Over the holidays, the npm package registry was flooded with more than 3,000 packages, including one called “everything,” and others named a variation of the word.
The package is quite aptly named as downloading “everything” will gradually pull in every single npm package that’s ever been published to the npmjs.com registry onto your computer, potentially making it run out of storage. But, that’s just the tip of the iceberg.
If you’re asking, “But who would install ‘everything’?”—that ignores a bigger side-effect of the package.
Since these 3,000+ packages manage to include every single npm package on the npmjs.com registry as their dependency, npm package authors who have ever published to the npm registry would now be unable to remove their packages at will, because of npm’s policy.

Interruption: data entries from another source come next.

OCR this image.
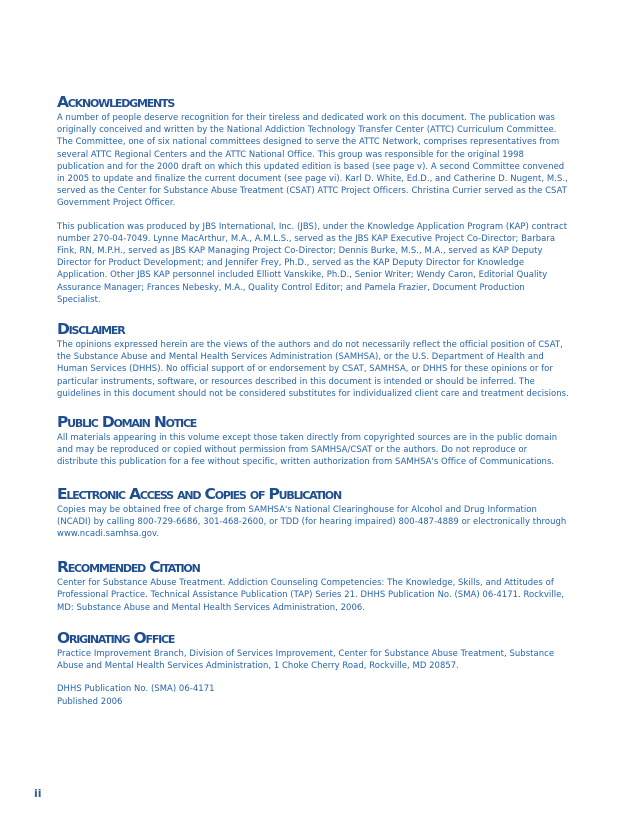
Acknowledgments

A number of people deserve recognition for their tireless and dedicated work on this document. The publication was originally conceived and written by the National Addiction Technology Transfer Center (ATTC) Curriculum Committee. The Committee, one of six national committees designed to serve the ATTC Network, comprises representatives from several ATTC Regional Centers and the ATTC National Office. This group was responsible for the original 1998 publication and for the 2000 draft on which this updated edition is based (see page v). A second Committee convened in 2005 to update and finalize the current document (see page vi). Karl D. White, Ed.D., and Catherine D. Nugent, M.S., served as the Center for Substance Abuse Treatment (CSAT) ATTC Project Officers. Christina Currier served as the CSAT Government Project Officer.

This publication was produced by JBS International, Inc. (JBS), under the Knowledge Application Program (KAP) contract number 270-04-7049. Lynne MacArthur, M.A., A.M.L.S., served as the JBS KAP Executive Project Co-Director; Barbara Fink, RN, M.P.H., served as JBS KAP Managing Project Co-Director; Dennis Burke, M.S., M.A., served as KAP Deputy Director for Product Development; and Jennifer Frey, Ph.D., served as the KAP Deputy Director for Knowledge Application. Other JBS KAP personnel included Elliott Vanskike, Ph.D., Senior Writer; Wendy Caron, Editorial Quality Assurance Manager; Frances Nebesky, M.A., Quality Control Editor; and Pamela Frazier, Document Production Specialist.

Disclaimer

The opinions expressed herein are the views of the authors and do not necessarily reflect the official position of CSAT, the Substance Abuse and Mental Health Services Administration (SAMHSA), or the U.S. Department of Health and Human Services (DHHS). No official support of or endorsement by CSAT, SAMHSA, or DHHS for these opinions or for particular instruments, software, or resources described in this document is intended or should be inferred. The guidelines in this document should not be considered substitutes for individualized client care and treatment decisions.

Public Domain Notice

All materials appearing in this volume except those taken directly from copyrighted sources are in the public domain and may be reproduced or copied without permission from SAMHSA/CSAT or the authors. Do not reproduce or distribute this publication for a fee without specific, written authorization from SAMHSA's Office of Communications.

Electronic Access and Copies of Publication

Copies may be obtained free of charge from SAMHSA's National Clearinghouse for Alcohol and Drug Information (NCADI) by calling 800-729-6686, 301-468-2600, or TDD (for hearing impaired) 800-487-4889 or electronically through www.ncadi.samhsa.gov.

Recommended Citation

Center for Substance Abuse Treatment. Addiction Counseling Competencies: The Knowledge, Skills, and Attitudes of Professional Practice. Technical Assistance Publication (TAP) Series 21. DHHS Publication No. (SMA) 06-4171. Rockville, MD: Substance Abuse and Mental Health Services Administration, 2006.

Originating Office

Practice Improvement Branch, Division of Services Improvement, Center for Substance Abuse Treatment, Substance Abuse and Mental Health Services Administration, 1 Choke Cherry Road, Rockville, MD 20857.

DHHS Publication No. (SMA) 06-4171
Published 2006

ii
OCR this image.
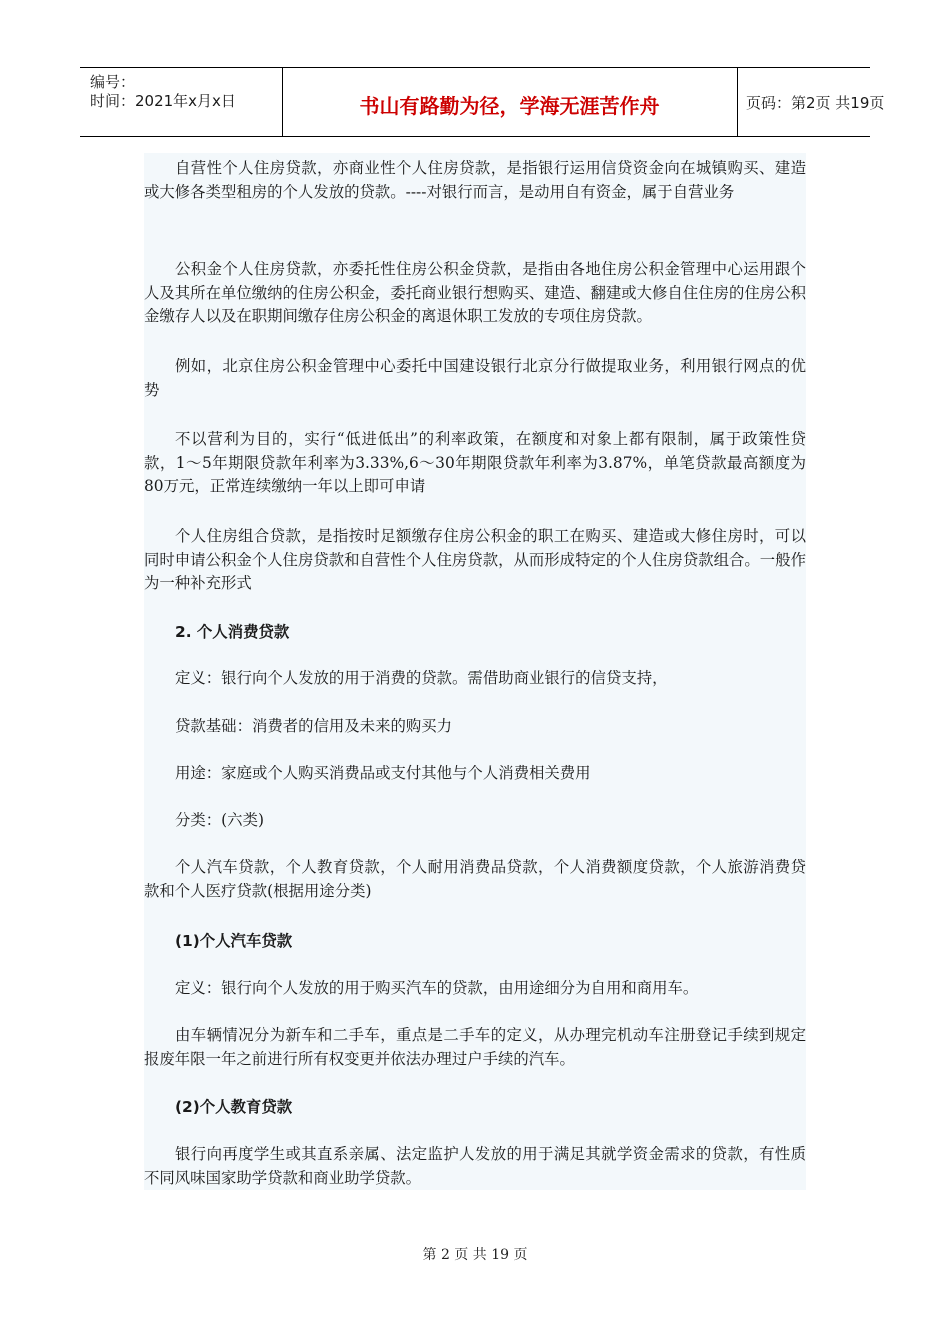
编号：
时间：2021年x月x日	书山有路勤为径，学海无涯苦作舟	页码：第2页 共19页

自营性个人住房贷款，亦商业性个人住房贷款，是指银行运用信贷资金向在城镇购买、建造或大修各类型租房的个人发放的贷款。----对银行而言，是动用自有资金，属于自营业务

公积金个人住房贷款，亦委托性住房公积金贷款，是指由各地住房公积金管理中心运用跟个人及其所在单位缴纳的住房公积金，委托商业银行想购买、建造、翻建或大修自住住房的住房公积金缴存人以及在职期间缴存住房公积金的离退休职工发放的专项住房贷款。

例如，北京住房公积金管理中心委托中国建设银行北京分行做提取业务，利用银行网点的优势

不以营利为目的，实行“低进低出”的利率政策，在额度和对象上都有限制，属于政策性贷款，1～5年期限贷款年利率为3.33%,6～30年期限贷款年利率为3.87%，单笔贷款最高额度为80万元，正常连续缴纳一年以上即可申请

个人住房组合贷款，是指按时足额缴存住房公积金的职工在购买、建造或大修住房时，可以同时申请公积金个人住房贷款和自营性个人住房贷款，从而形成特定的个人住房贷款组合。一般作为一种补充形式

2. 个人消费贷款

定义：银行向个人发放的用于消费的贷款。需借助商业银行的信贷支持，

贷款基础：消费者的信用及未来的购买力

用途：家庭或个人购买消费品或支付其他与个人消费相关费用

分类：(六类)

个人汽车贷款，个人教育贷款，个人耐用消费品贷款，个人消费额度贷款，个人旅游消费贷款和个人医疗贷款(根据用途分类)

(1)个人汽车贷款

定义：银行向个人发放的用于购买汽车的贷款，由用途细分为自用和商用车。

由车辆情况分为新车和二手车，重点是二手车的定义，从办理完机动车注册登记手续到规定报废年限一年之前进行所有权变更并依法办理过户手续的汽车。

(2)个人教育贷款

银行向再度学生或其直系亲属、法定监护人发放的用于满足其就学资金需求的贷款，有性质不同风味国家助学贷款和商业助学贷款。

第 2 页 共 19 页
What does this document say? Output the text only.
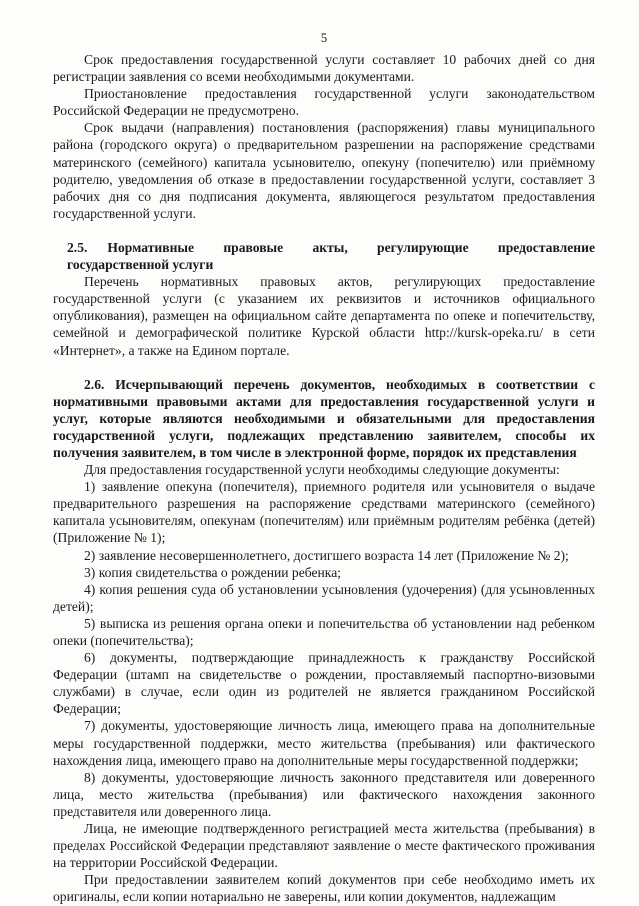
5

Срок предоставления государственной услуги составляет 10 рабочих дней со дня регистрации заявления со всеми необходимыми документами.

Приостановление предоставления государственной услуги законодательством Российской Федерации не предусмотрено.

Срок выдачи (направления) постановления (распоряжения) главы муниципального района (городского округа) о предварительном разрешении на распоряжение средствами материнского (семейного) капитала усыновителю, опекуну (попечителю) или приёмному родителю, уведомления об отказе в предоставлении государственной услуги, составляет 3 рабочих дня со дня подписания документа, являющегося результатом предоставления государственной услуги.

2.5. Нормативные правовые акты, регулирующие предоставление государственной услуги

Перечень нормативных правовых актов, регулирующих предоставление государственной услуги (с указанием их реквизитов и источников официального опубликования), размещен на официальном сайте департамента по опеке и попечительству, семейной и демографической политике Курской области http://kursk-opeka.ru/ в сети «Интернет», а также на Едином портале.

2.6. Исчерпывающий перечень документов, необходимых в соответствии с нормативными правовыми актами для предоставления государственной услуги и услуг, которые являются необходимыми и обязательными для предоставления государственной услуги, подлежащих представлению заявителем, способы их получения заявителем, в том числе в электронной форме, порядок их представления

Для предоставления государственной услуги необходимы следующие документы:

1) заявление опекуна (попечителя), приемного родителя или усыновителя о выдаче предварительного разрешения на распоряжение средствами материнского (семейного) капитала усыновителям, опекунам (попечителям) или приёмным родителям ребёнка (детей) (Приложение № 1);

2) заявление несовершеннолетнего, достигшего возраста 14 лет (Приложение № 2);

3) копия свидетельства о рождении ребенка;

4) копия решения суда об установлении усыновления (удочерения) (для усыновленных детей);

5) выписка из решения органа опеки и попечительства об установлении над ребенком опеки (попечительства);

6) документы, подтверждающие принадлежность к гражданству Российской Федерации (штамп на свидетельстве о рождении, проставляемый паспортно-визовыми службами) в случае, если один из родителей не является гражданином Российской Федерации;

7) документы, удостоверяющие личность лица, имеющего права на дополнительные меры государственной поддержки, место жительства (пребывания) или фактического нахождения лица, имеющего право на дополнительные меры государственной поддержки;

8) документы, удостоверяющие личность законного представителя или доверенного лица, место жительства (пребывания) или фактического нахождения законного представителя или доверенного лица.

Лица, не имеющие подтвержденного регистрацией места жительства (пребывания) в пределах Российской Федерации представляют заявление о месте фактического проживания на территории Российской Федерации.

При предоставлении заявителем копий документов при себе необходимо иметь их оригиналы, если копии нотариально не заверены, или копии документов, надлежащим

everything prevents you from unpublishing your packages

What may have started as a simple prank, ended up having bigger repercussions for all authors across the npm ecosystem.
Installing everything could have just caused your computer to potentially fall short of storage space and slow down, but the package’s mere existence on npmjs.com prevents authors—unrelated to this package whatsoever, from unpublishing their packages from the world’s largest JavaScript software registry.

The “everything” package has just 5 sub-packages, published under the “@everything-registry” scope, listed as its dependencies, BleepingComputer has observed.
These 5 packages, however, gradually manage to pull in every single package present on the entire registry as a dependency. For example, “everything” pulls in “@everything-registry/chunk-2,” which may further attempt to pull in several other packages by the same author, such as “@everything-registry/sub-chunk-1623.”

Each of these sub-packages (or “chunks” as the author calls them), ultimately includes about 800 npm projects as their dependency.
Considering the author of “everything” has published 3,000 plus such packages (chunks), each with hundreds of dependencies, a single `npm install everything` command will start resolving, what’s referred to as transitive dependencies, and end up downloading millions of packages.